I’m clearly not the only person disturbed by this emphasis on disadvantage and minority status, as a recent post by Tanvir Ahmed indicates.
Relatedly, a few years back, a friend rang me after several months in a new job. She was in tears, after it had been disclosed in a meeting that the company had been actively attempting to hire more “people of colour” and was pleased with its progress.
“I thought they hired me because I was good,” she said. “I don’t want to be hired just because I have brown skin!” She considered leaving the company.

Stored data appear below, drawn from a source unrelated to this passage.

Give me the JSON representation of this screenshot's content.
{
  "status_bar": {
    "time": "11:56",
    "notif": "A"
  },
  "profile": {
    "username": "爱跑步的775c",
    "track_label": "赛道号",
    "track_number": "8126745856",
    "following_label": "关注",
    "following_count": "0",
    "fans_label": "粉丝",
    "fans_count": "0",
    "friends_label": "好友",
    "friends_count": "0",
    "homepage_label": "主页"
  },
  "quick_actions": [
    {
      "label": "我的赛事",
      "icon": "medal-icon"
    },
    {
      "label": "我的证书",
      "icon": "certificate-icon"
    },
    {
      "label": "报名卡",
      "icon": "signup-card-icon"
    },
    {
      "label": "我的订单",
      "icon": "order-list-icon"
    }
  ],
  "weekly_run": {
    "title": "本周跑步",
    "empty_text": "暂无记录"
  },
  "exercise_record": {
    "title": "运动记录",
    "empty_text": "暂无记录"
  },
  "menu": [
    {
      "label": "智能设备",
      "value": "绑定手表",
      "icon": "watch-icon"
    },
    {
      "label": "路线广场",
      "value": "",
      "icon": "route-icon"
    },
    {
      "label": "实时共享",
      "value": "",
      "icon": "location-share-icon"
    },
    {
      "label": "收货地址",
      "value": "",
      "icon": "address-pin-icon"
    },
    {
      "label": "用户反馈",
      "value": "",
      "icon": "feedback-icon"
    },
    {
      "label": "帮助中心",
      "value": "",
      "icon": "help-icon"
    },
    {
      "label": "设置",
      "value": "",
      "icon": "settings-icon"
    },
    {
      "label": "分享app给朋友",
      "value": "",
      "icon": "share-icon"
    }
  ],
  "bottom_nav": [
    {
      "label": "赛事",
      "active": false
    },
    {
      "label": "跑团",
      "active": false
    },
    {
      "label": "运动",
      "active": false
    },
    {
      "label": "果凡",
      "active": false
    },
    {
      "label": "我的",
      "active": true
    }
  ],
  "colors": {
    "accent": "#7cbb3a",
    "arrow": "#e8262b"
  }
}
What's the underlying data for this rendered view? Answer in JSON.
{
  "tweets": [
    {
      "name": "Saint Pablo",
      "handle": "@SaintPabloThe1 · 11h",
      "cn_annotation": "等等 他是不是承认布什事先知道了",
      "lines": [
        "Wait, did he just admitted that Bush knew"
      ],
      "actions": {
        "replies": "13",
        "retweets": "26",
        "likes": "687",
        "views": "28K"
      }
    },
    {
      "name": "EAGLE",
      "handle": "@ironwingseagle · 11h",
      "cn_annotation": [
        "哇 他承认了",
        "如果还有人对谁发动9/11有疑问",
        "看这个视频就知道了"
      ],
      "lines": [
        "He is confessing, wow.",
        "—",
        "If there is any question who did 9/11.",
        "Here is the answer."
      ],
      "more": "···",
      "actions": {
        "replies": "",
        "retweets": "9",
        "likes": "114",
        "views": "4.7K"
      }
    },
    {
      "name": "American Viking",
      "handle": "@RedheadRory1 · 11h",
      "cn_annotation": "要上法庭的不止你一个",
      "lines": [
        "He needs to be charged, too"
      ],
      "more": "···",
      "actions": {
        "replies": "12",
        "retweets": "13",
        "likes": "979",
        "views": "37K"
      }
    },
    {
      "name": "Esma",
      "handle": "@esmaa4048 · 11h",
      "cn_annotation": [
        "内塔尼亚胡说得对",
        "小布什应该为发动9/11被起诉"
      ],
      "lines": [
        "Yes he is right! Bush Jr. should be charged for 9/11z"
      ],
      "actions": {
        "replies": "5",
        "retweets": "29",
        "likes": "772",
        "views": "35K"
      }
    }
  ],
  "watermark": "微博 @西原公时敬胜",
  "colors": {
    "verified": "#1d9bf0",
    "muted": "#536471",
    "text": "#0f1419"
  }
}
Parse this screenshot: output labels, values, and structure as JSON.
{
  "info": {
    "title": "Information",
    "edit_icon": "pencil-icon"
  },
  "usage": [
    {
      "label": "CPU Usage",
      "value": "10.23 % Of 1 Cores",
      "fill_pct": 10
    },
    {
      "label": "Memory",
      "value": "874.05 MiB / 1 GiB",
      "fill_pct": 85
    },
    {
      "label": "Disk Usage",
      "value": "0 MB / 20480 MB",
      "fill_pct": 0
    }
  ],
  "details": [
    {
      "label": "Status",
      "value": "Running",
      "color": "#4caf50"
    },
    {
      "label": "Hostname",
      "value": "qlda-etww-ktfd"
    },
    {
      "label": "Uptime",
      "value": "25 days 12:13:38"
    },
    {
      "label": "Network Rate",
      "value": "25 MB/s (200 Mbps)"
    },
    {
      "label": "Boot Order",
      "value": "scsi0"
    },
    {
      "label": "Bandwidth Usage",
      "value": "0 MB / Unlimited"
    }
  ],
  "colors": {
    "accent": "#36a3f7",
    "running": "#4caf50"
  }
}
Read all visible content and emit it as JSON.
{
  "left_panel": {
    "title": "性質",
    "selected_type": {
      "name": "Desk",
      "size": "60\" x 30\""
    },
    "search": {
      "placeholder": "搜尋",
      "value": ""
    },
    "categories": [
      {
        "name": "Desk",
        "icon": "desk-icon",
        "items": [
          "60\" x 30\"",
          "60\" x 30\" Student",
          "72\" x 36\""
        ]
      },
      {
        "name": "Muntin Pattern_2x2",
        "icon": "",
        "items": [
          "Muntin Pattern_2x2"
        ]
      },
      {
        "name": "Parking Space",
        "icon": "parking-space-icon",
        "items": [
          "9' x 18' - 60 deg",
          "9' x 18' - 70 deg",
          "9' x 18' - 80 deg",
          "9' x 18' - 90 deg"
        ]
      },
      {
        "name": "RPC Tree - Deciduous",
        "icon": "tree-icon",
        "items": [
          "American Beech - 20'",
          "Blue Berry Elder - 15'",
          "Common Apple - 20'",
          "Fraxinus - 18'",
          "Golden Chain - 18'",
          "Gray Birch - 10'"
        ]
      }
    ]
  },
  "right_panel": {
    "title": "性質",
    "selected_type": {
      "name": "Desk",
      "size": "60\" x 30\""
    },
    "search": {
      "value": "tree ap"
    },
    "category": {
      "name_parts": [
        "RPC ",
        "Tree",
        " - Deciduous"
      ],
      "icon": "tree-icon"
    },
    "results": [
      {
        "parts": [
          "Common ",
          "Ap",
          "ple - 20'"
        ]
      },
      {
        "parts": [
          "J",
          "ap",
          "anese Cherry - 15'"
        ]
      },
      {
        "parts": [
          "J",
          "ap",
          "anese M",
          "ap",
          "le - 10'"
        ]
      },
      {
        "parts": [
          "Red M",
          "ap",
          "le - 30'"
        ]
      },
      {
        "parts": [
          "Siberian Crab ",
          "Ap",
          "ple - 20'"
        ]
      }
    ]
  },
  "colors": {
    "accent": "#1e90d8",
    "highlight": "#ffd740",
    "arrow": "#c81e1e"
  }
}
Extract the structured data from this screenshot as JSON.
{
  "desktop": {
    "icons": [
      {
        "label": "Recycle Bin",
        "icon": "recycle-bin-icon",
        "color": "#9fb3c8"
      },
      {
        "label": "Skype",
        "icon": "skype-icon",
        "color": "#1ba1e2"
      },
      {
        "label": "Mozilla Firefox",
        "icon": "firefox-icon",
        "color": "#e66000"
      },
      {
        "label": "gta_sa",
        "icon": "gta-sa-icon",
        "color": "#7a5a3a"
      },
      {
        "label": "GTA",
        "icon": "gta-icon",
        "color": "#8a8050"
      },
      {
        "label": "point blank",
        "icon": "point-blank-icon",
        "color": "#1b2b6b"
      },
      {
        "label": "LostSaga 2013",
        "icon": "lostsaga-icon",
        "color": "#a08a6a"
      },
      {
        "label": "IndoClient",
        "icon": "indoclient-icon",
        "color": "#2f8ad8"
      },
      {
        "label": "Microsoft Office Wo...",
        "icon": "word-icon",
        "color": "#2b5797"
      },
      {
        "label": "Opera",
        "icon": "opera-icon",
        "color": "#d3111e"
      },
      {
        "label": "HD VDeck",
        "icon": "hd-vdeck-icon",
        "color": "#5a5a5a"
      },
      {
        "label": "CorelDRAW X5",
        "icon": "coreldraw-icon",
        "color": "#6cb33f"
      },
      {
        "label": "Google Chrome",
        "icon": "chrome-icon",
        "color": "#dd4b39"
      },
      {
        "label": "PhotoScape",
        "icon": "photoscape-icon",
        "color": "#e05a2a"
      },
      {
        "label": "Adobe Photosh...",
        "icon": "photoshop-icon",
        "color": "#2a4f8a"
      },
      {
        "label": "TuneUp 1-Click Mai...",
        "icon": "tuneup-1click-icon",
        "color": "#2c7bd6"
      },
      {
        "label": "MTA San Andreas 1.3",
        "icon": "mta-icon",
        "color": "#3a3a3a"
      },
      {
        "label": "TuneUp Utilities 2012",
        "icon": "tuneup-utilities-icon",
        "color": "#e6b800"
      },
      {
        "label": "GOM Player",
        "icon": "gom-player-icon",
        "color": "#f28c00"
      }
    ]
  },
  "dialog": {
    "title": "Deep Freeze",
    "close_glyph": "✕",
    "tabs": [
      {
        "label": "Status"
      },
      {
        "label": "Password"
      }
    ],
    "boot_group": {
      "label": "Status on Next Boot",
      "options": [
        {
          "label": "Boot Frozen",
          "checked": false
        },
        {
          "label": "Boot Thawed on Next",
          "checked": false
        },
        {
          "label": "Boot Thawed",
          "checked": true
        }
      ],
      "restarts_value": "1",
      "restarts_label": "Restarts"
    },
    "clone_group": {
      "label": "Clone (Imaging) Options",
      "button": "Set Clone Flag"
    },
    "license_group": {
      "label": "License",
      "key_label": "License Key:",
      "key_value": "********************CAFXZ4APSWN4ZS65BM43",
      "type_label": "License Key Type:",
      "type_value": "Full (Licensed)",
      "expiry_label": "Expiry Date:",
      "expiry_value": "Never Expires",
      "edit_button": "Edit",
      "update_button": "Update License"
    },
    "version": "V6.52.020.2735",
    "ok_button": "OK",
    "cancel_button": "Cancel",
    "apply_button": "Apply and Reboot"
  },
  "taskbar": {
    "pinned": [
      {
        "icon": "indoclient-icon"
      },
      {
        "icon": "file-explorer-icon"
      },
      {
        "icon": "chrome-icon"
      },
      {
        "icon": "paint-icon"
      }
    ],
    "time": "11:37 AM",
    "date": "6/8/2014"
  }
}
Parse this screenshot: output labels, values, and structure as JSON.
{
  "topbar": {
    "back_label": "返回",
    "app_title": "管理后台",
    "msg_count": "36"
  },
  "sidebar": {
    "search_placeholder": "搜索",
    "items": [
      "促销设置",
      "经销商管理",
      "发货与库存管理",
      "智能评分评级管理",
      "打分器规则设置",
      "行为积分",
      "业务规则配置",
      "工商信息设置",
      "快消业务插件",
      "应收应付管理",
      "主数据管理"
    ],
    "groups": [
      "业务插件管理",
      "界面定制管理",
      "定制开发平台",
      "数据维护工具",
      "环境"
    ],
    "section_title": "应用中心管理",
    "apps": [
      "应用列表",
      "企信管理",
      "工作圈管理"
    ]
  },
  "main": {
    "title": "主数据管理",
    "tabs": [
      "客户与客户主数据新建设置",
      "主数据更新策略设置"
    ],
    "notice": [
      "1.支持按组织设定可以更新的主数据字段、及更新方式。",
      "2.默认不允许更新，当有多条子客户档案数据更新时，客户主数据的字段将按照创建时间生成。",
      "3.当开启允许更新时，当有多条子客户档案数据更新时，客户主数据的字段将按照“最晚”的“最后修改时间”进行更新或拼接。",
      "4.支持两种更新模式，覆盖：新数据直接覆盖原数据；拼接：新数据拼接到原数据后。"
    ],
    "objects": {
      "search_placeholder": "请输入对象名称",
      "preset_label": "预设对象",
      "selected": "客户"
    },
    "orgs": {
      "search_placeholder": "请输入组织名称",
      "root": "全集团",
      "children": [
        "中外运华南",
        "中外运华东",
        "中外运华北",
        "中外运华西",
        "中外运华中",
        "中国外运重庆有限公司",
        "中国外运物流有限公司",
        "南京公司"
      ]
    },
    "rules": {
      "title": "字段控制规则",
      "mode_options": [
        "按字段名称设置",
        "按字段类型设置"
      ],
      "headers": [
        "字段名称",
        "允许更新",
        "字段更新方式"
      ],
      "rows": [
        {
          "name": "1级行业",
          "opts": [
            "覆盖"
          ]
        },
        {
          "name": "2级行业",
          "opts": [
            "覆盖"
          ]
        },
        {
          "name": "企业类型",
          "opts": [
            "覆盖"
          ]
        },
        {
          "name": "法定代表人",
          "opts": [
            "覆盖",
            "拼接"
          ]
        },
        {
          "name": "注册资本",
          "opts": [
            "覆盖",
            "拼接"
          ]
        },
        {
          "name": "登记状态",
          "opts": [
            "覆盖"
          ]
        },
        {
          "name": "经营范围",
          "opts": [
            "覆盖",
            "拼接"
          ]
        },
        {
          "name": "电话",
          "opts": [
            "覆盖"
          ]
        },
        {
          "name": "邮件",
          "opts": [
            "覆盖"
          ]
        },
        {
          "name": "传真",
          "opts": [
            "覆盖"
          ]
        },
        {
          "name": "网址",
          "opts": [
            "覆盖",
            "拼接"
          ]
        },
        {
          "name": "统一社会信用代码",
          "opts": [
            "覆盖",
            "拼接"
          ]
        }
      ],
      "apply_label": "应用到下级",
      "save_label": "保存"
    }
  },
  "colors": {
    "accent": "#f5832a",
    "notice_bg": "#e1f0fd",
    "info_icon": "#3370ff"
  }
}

Now, I happen to know that this woman is really good. Forget her skin colour, or anything else: she’s a really interesting, intelligent person who performs all aspects of her job well. And fundamentally, that is what matters, as I told her.
In response, she made the point that some might secretly wonder whether she was a “diversity hire”. I explained how I had hidden my disability for this very reason, but noted that she could not hide her skin colour.
In this way, a policy meant to help minorities may actually hinder them, and lead people to make unjustified assumptions about their competence.
In the end, she raised her concerns with the company. They assured her that they valued her. Perhaps they had a wake-up call too: after that meeting, she had applied elsewhere, and received offers from other companies. I told you she was good!
To return to my own tale, my identity must be taken into account in some ways, and it has shaped me. Among other things, I need time off for doctor’s appointments, and I can’t do things other people can do. But I’m glad I could pass for twenty years. It means that I was hired and promoted without regard to my identity, without the fear that beset my friend.
Do you understand now what I mean about the cruelty of pity?